In O’Neil and Ringler, they state that academic language in the classroom must be developed interactively (2010). A definition of academic language is given by Flynt and Brozo, “By using the expression academic vocabulary we are referring to word knowledge that makes it possible for students to engage with, produce, and talk about texts that are valued in school” (2008).

For my middle school Life Science classes, our learning target last week was explaining the difference between vascular and non-vascular plants. Most students did not know what these words meant in relation to plants. After a discussion about where the students have heard the term ‘vascular’, we watched the following video about plant structure that included these two new terms.
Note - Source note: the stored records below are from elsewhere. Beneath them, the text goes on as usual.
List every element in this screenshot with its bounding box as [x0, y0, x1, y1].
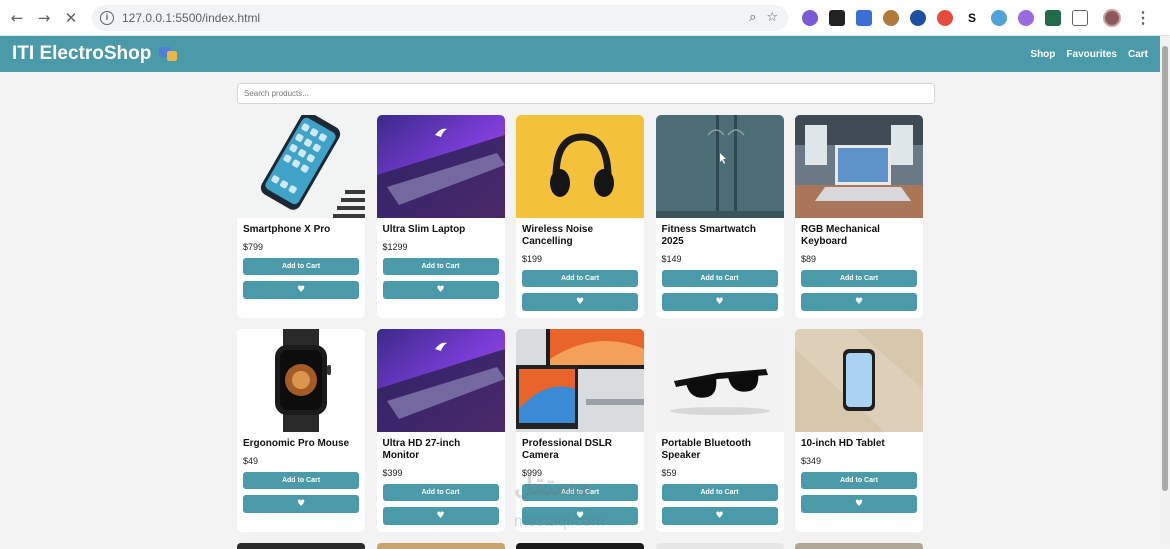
extensions-puzzle-icon[interactable]: [1072, 9, 1088, 26]
product-image-monitor: [376, 329, 505, 432]
product-price: $1299: [382, 242, 408, 252]
product-price: $199: [522, 254, 543, 264]
extension-dark-icon[interactable]: [829, 9, 845, 26]
product-card-peek: [795, 543, 923, 549]
product-card: Ultra Slim Laptop $1299 Add to Cart ♥: [376, 115, 505, 318]
product-price: $399: [382, 468, 403, 478]
product-card: Portable Bluetooth Speaker $59 Add to Ca…: [655, 329, 784, 532]
favourite-heart-icon[interactable]: ♥: [243, 281, 359, 299]
extension-gear-icon[interactable]: [802, 9, 818, 26]
product-image-smartwatch: [655, 115, 784, 218]
product-image-camera: [516, 329, 644, 432]
search-input[interactable]: [237, 83, 935, 104]
add-to-cart-button[interactable]: Add to Cart: [661, 270, 778, 287]
favourite-heart-icon[interactable]: ♥: [801, 495, 917, 513]
favourite-heart-icon[interactable]: ♥: [661, 293, 778, 311]
product-name: Ultra Slim Laptop: [382, 224, 466, 235]
product-price: $349: [801, 456, 822, 466]
watermark-text: mostaql.com: [514, 513, 605, 530]
product-name: Wireless Noise Cancelling: [522, 224, 594, 247]
product-image-tablet: [795, 329, 923, 432]
add-to-cart-button[interactable]: Add to Cart: [801, 270, 917, 287]
brand-logo[interactable]: ITI ElectroShop: [12, 43, 151, 65]
product-name: 10-inch HD Tablet: [801, 438, 885, 449]
back-arrow-icon[interactable]: ←: [6, 7, 28, 29]
product-price: $149: [661, 254, 682, 264]
product-card-peek: [237, 543, 365, 549]
browser-toolbar: ← → ✕ i 127.0.0.1:5500/index.html ⌕ ☆ S …: [0, 0, 1170, 36]
page-scrollbar[interactable]: [1160, 36, 1170, 547]
product-name: Portable Bluetooth Speaker: [661, 438, 751, 461]
product-price: $89: [801, 254, 817, 264]
product-price: $59: [661, 468, 677, 478]
extension-check-icon[interactable]: [910, 9, 926, 26]
product-card: Fitness Smartwatch 2025 $149 Add to Cart…: [655, 115, 784, 318]
profile-avatar[interactable]: [1103, 8, 1121, 27]
site-header: ITI ElectroShop Shop Favourites Cart: [0, 36, 1160, 72]
add-to-cart-button[interactable]: Add to Cart: [661, 484, 778, 501]
watermark-logo: مستقل: [514, 470, 592, 500]
add-to-cart-button[interactable]: Add to Cart: [243, 472, 359, 489]
favourite-heart-icon[interactable]: ♥: [661, 507, 778, 525]
product-card: RGB Mechanical Keyboard $89 Add to Cart …: [795, 115, 923, 318]
favourite-heart-icon[interactable]: ♥: [382, 507, 499, 525]
product-image-speaker: [655, 329, 784, 432]
product-card-peek: [516, 543, 644, 549]
product-card: Wireless Noise Cancelling $199 Add to Ca…: [516, 115, 644, 318]
bookmark-star-icon[interactable]: ☆: [766, 10, 778, 25]
nav-cart[interactable]: Cart: [1128, 49, 1148, 60]
product-name: Fitness Smartwatch 2025: [661, 224, 756, 247]
extension-s-icon[interactable]: S: [964, 9, 980, 26]
extensions-bar: S ⋮: [802, 8, 1151, 28]
add-to-cart-button[interactable]: Add to Cart: [522, 270, 638, 287]
product-image-smartphone: [237, 115, 365, 218]
devices-icon: [159, 47, 178, 61]
product-card-peek: [376, 543, 505, 549]
product-card: Ultra HD 27-inch Monitor $399 Add to Car…: [376, 329, 505, 532]
add-to-cart-button[interactable]: Add to Cart: [382, 484, 499, 501]
product-price: $49: [243, 456, 259, 466]
browser-menu-icon[interactable]: ⋮: [1135, 8, 1151, 28]
add-to-cart-button[interactable]: Add to Cart: [382, 258, 499, 275]
product-name: Smartphone X Pro: [243, 224, 331, 235]
address-bar[interactable]: i 127.0.0.1:5500/index.html ⌕ ☆: [92, 4, 788, 31]
forward-arrow-icon[interactable]: →: [33, 7, 55, 29]
extension-sheet-icon[interactable]: [1045, 9, 1061, 26]
product-card: Professional DSLR Camera $999 Add to Car…: [516, 329, 644, 532]
product-card: Ergonomic Pro Mouse $49 Add to Cart ♥: [237, 329, 365, 532]
product-image-keyboard: [795, 115, 923, 218]
extension-ring-icon[interactable]: [937, 9, 953, 26]
product-name: Ultra HD 27-inch Monitor: [382, 438, 461, 461]
favourite-heart-icon[interactable]: ♥: [522, 293, 638, 311]
address-url[interactable]: 127.0.0.1:5500/index.html: [122, 11, 739, 25]
scrollbar-thumb[interactable]: [1162, 46, 1168, 491]
product-name: RGB Mechanical Keyboard: [801, 224, 880, 247]
stop-loading-icon[interactable]: ✕: [60, 7, 82, 29]
zoom-icon[interactable]: ⌕: [749, 10, 756, 25]
site-nav: Shop Favourites Cart: [1030, 49, 1148, 60]
product-name: Professional DSLR Camera: [522, 438, 613, 461]
add-to-cart-button[interactable]: Add to Cart: [801, 472, 917, 489]
product-image-laptop: [376, 115, 505, 218]
favourite-heart-icon[interactable]: ♥: [801, 293, 917, 311]
extension-ball-icon[interactable]: [1018, 9, 1034, 26]
site-info-icon[interactable]: i: [100, 10, 114, 25]
nav-shop[interactable]: Shop: [1030, 49, 1055, 60]
add-to-cart-button[interactable]: Add to Cart: [243, 258, 359, 275]
product-price: $799: [243, 242, 264, 252]
product-card: 10-inch HD Tablet $349 Add to Cart ♥: [795, 329, 923, 532]
next-row-preview: [237, 543, 923, 549]
product-card: Smartphone X Pro $799 Add to Cart ♥: [237, 115, 365, 318]
nav-favourites[interactable]: Favourites: [1066, 49, 1117, 60]
favourite-heart-icon[interactable]: ♥: [382, 281, 499, 299]
extension-chat-icon[interactable]: [991, 9, 1007, 26]
product-name: Ergonomic Pro Mouse: [243, 438, 350, 449]
product-image-mouse: [237, 329, 365, 432]
product-card-peek: [655, 543, 784, 549]
extension-cookie-icon[interactable]: [883, 9, 899, 26]
extension-pen-icon[interactable]: [856, 9, 872, 26]
product-image-headphones: [516, 115, 644, 218]
favourite-heart-icon[interactable]: ♥: [243, 495, 359, 513]
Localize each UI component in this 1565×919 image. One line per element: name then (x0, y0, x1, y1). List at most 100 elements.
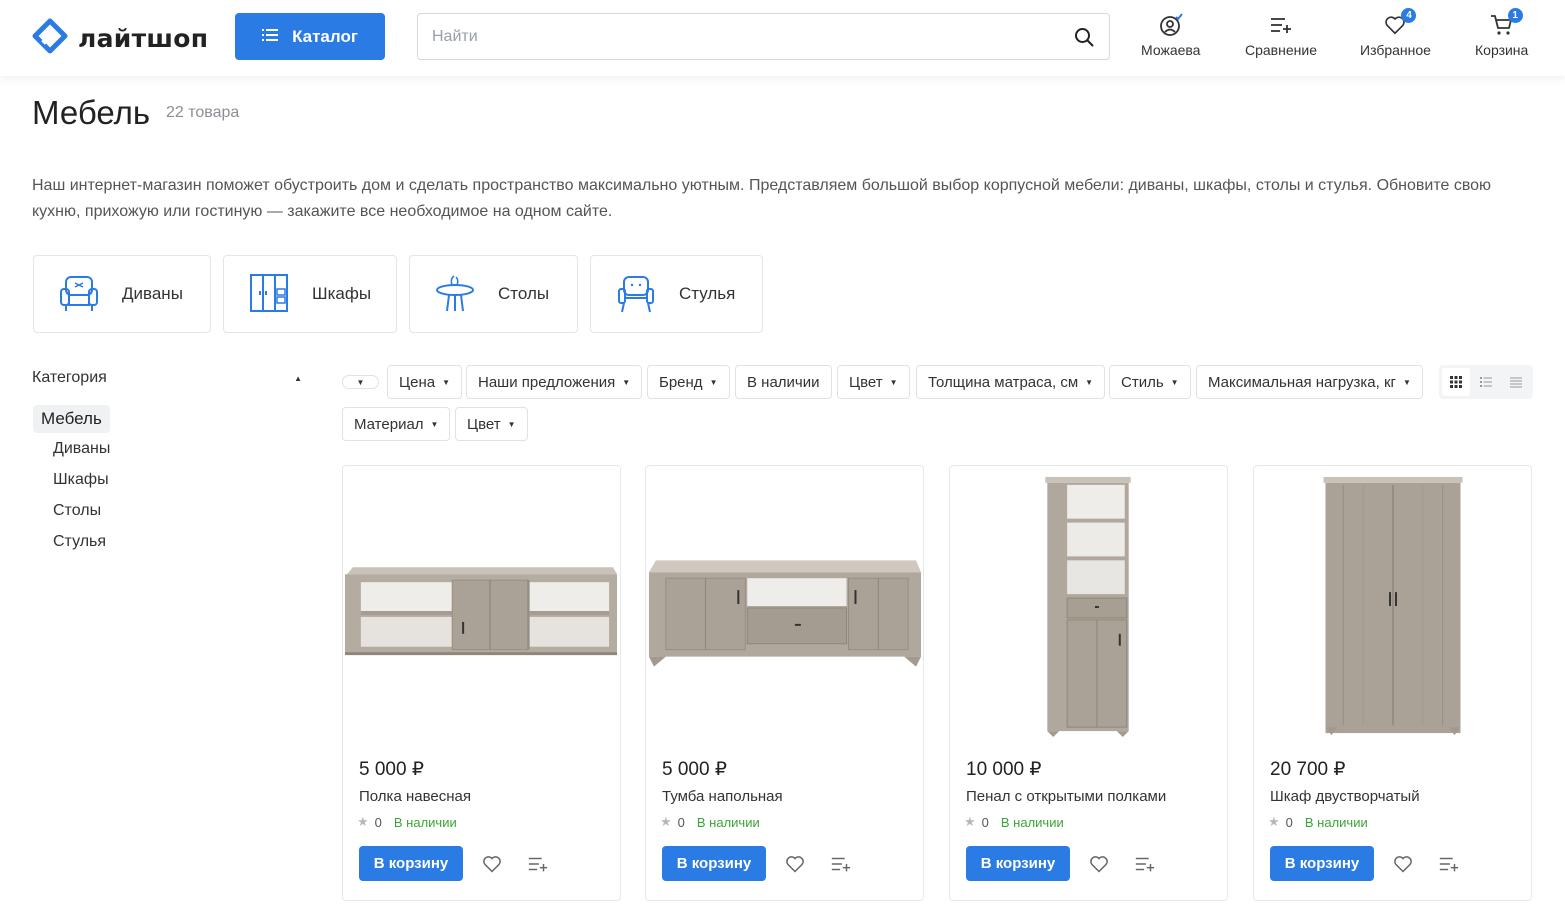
compare-icon[interactable] (1437, 852, 1461, 876)
compare-icon[interactable] (829, 852, 853, 876)
product-card[interactable]: 5 000 ₽ Полка навесная ★ 0 В наличии В к… (342, 465, 621, 901)
header-user[interactable]: Можаева (1141, 12, 1200, 58)
favorites-badge: 4 (1401, 8, 1417, 23)
filter-material[interactable]: Материал ▼ (342, 407, 451, 441)
compare-icon[interactable] (1133, 852, 1157, 876)
product-image[interactable] (343, 472, 620, 742)
product-rating: 0 (1285, 814, 1293, 830)
tile-wardrobes[interactable]: Шкафы (223, 255, 397, 333)
product-name[interactable]: Шкаф двустворчатый (1270, 788, 1420, 805)
heart-icon[interactable] (783, 852, 807, 876)
sidebar-item-furniture[interactable]: Мебель (33, 405, 110, 433)
caret-down-icon: ▼ (430, 419, 439, 429)
product-image[interactable] (646, 472, 923, 742)
caret-down-icon: ▼ (622, 377, 631, 387)
catalog-label: Каталог (292, 26, 358, 46)
site-header: лайтшоп Каталог Найти Можаева Сравнение … (0, 0, 1565, 76)
logo[interactable]: лайтшоп (32, 18, 208, 59)
header-user-label: Можаева (1141, 42, 1201, 58)
filter-price[interactable]: Цена ▼ (387, 365, 462, 399)
header-compare-label: Сравнение (1245, 42, 1317, 58)
tile-chairs[interactable]: Стулья (590, 255, 763, 333)
sidebar-item-tables[interactable]: Столы (53, 502, 101, 520)
filter-label: Толщина матраса, см (928, 373, 1079, 391)
heart-icon[interactable] (1087, 852, 1111, 876)
header-favorites[interactable]: 4 Избранное (1360, 8, 1431, 58)
add-to-cart-button[interactable]: В корзину (359, 846, 463, 881)
filter-label: Наши предложения (478, 373, 616, 391)
filter-mattress-thickness[interactable]: Толщина матраса, см ▼ (916, 365, 1106, 399)
star-icon: ★ (1268, 814, 1280, 829)
filter-style[interactable]: Стиль ▼ (1109, 365, 1191, 399)
add-to-cart-button[interactable]: В корзину (966, 846, 1070, 881)
filter-color-2[interactable]: Цвет ▼ (455, 407, 528, 441)
product-card[interactable]: 5 000 ₽ Тумба напольная ★ 0 В наличии В … (645, 465, 924, 901)
product-price: 20 700 ₽ (1270, 759, 1346, 780)
caret-down-icon: ▼ (1085, 377, 1094, 387)
list-icon (262, 27, 279, 47)
tile-label: Диваны (122, 284, 183, 303)
search-input[interactable] (418, 14, 1059, 59)
header-favorites-label: Избранное (1360, 42, 1431, 58)
list-view-icon[interactable] (1472, 368, 1500, 396)
filter-label: Стиль (1121, 373, 1164, 391)
filter-label: Цвет (849, 373, 883, 391)
table-view-icon[interactable] (1502, 368, 1530, 396)
filter-label: Материал (354, 415, 424, 433)
chair-icon (613, 271, 659, 317)
category-filter-header[interactable]: Категория ▲ (32, 369, 304, 387)
filter-in-stock[interactable]: В наличии (735, 365, 832, 399)
search-box (417, 13, 1110, 60)
filter-unlabeled[interactable]: ▼ (342, 365, 379, 399)
heart-icon: 4 (1382, 8, 1417, 38)
grid-view-icon[interactable] (1442, 368, 1470, 396)
caret-down-icon: ▼ (356, 377, 365, 387)
tile-sofas[interactable]: Диваны (33, 255, 211, 333)
product-image[interactable] (1254, 472, 1531, 742)
header-compare[interactable]: Сравнение (1245, 12, 1317, 58)
product-name[interactable]: Пенал с открытыми полками (966, 788, 1166, 805)
product-meta: ★ 0 В наличии (1268, 814, 1368, 830)
caret-down-icon: ▼ (889, 377, 898, 387)
tile-label: Шкафы (312, 284, 372, 303)
tile-label: Столы (498, 284, 550, 303)
filter-label: Цена (399, 373, 436, 391)
product-card[interactable]: 10 000 ₽ Пенал с открытыми полками ★ 0 В… (949, 465, 1228, 901)
catalog-button[interactable]: Каталог (235, 13, 385, 60)
compare-icon[interactable] (526, 852, 550, 876)
filter-label: В наличии (747, 373, 820, 391)
header-cart[interactable]: 1 Корзина (1475, 8, 1528, 58)
sidebar-item-sofas[interactable]: Диваны (53, 440, 110, 458)
search-icon[interactable] (1059, 14, 1109, 59)
product-meta: ★ 0 В наличии (964, 814, 1064, 830)
heart-icon[interactable] (480, 852, 504, 876)
filter-brand[interactable]: Бренд ▼ (647, 365, 730, 399)
caret-down-icon: ▼ (1170, 377, 1179, 387)
sidebar-item-chairs[interactable]: Стулья (53, 533, 106, 551)
add-to-cart-button[interactable]: В корзину (1270, 846, 1374, 881)
product-price: 10 000 ₽ (966, 759, 1042, 780)
product-name[interactable]: Полка навесная (359, 788, 471, 805)
wardrobe-icon (246, 271, 292, 317)
filter-max-load[interactable]: Максимальная нагрузка, кг ▼ (1196, 365, 1423, 399)
tile-label: Стулья (679, 284, 736, 303)
product-rating: 0 (677, 814, 685, 830)
filter-label: Цвет (467, 415, 501, 433)
product-image[interactable] (950, 472, 1227, 742)
sidebar-item-wardrobes[interactable]: Шкафы (53, 471, 109, 489)
tile-tables[interactable]: Столы (409, 255, 578, 333)
filter-offers[interactable]: Наши предложения ▼ (466, 365, 643, 399)
add-to-cart-button[interactable]: В корзину (662, 846, 766, 881)
product-rating: 0 (374, 814, 382, 830)
caret-up-icon: ▲ (294, 373, 302, 383)
cart-badge: 1 (1507, 8, 1523, 23)
stock-status: В наличии (393, 814, 457, 830)
star-icon: ★ (660, 814, 672, 829)
view-toggle (1439, 365, 1533, 399)
product-name[interactable]: Тумба напольная (662, 788, 783, 805)
heart-icon[interactable] (1391, 852, 1415, 876)
stock-status: В наличии (1304, 814, 1368, 830)
filter-color[interactable]: Цвет ▼ (837, 365, 910, 399)
product-card[interactable]: 20 700 ₽ Шкаф двустворчатый ★ 0 В наличи… (1253, 465, 1532, 901)
cart-icon: 1 (1489, 8, 1523, 38)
Using this technology helped my students visualize the terms ‘vascular’ and ‘non-vascular’ as they compared the term to how it is used in describing the vascular system in human bodies. Some of the students had heard of the cardiovascular system. After watching the video, they students explained to a partner what a vascular plant is and what a non-vascular plant is.

The technology of a projector and using a YouTube video helped my instruction for this particular academic language by relating the terms to something the students had heard of before and by helping them to visualize these new vocabulary words.

As I looked at the resources of my classmates, one of them posted an article on how technology can aid in the learning of academic English for English Language Learners (ELL). It confirms my use of technology, as it will help my ELL students to visualize these new English vocabulary words.

In the future, I hope to continue to use technology for academic language instruction, but also to use it as a springboard for discussion. I want to relate our content to the students’ personal experience and to also challenge their thinking.


Flynt, E. S., & Brozo, W. G. (2008). Developing Academic Language: Got Words? Reading Teacher, 61(6), 500-502.

O’Neal, D., & Ringler, M. (2010). Broadening Our View of Linguistic Diversity. Phi Delta Kappan, 91(7), 48-52.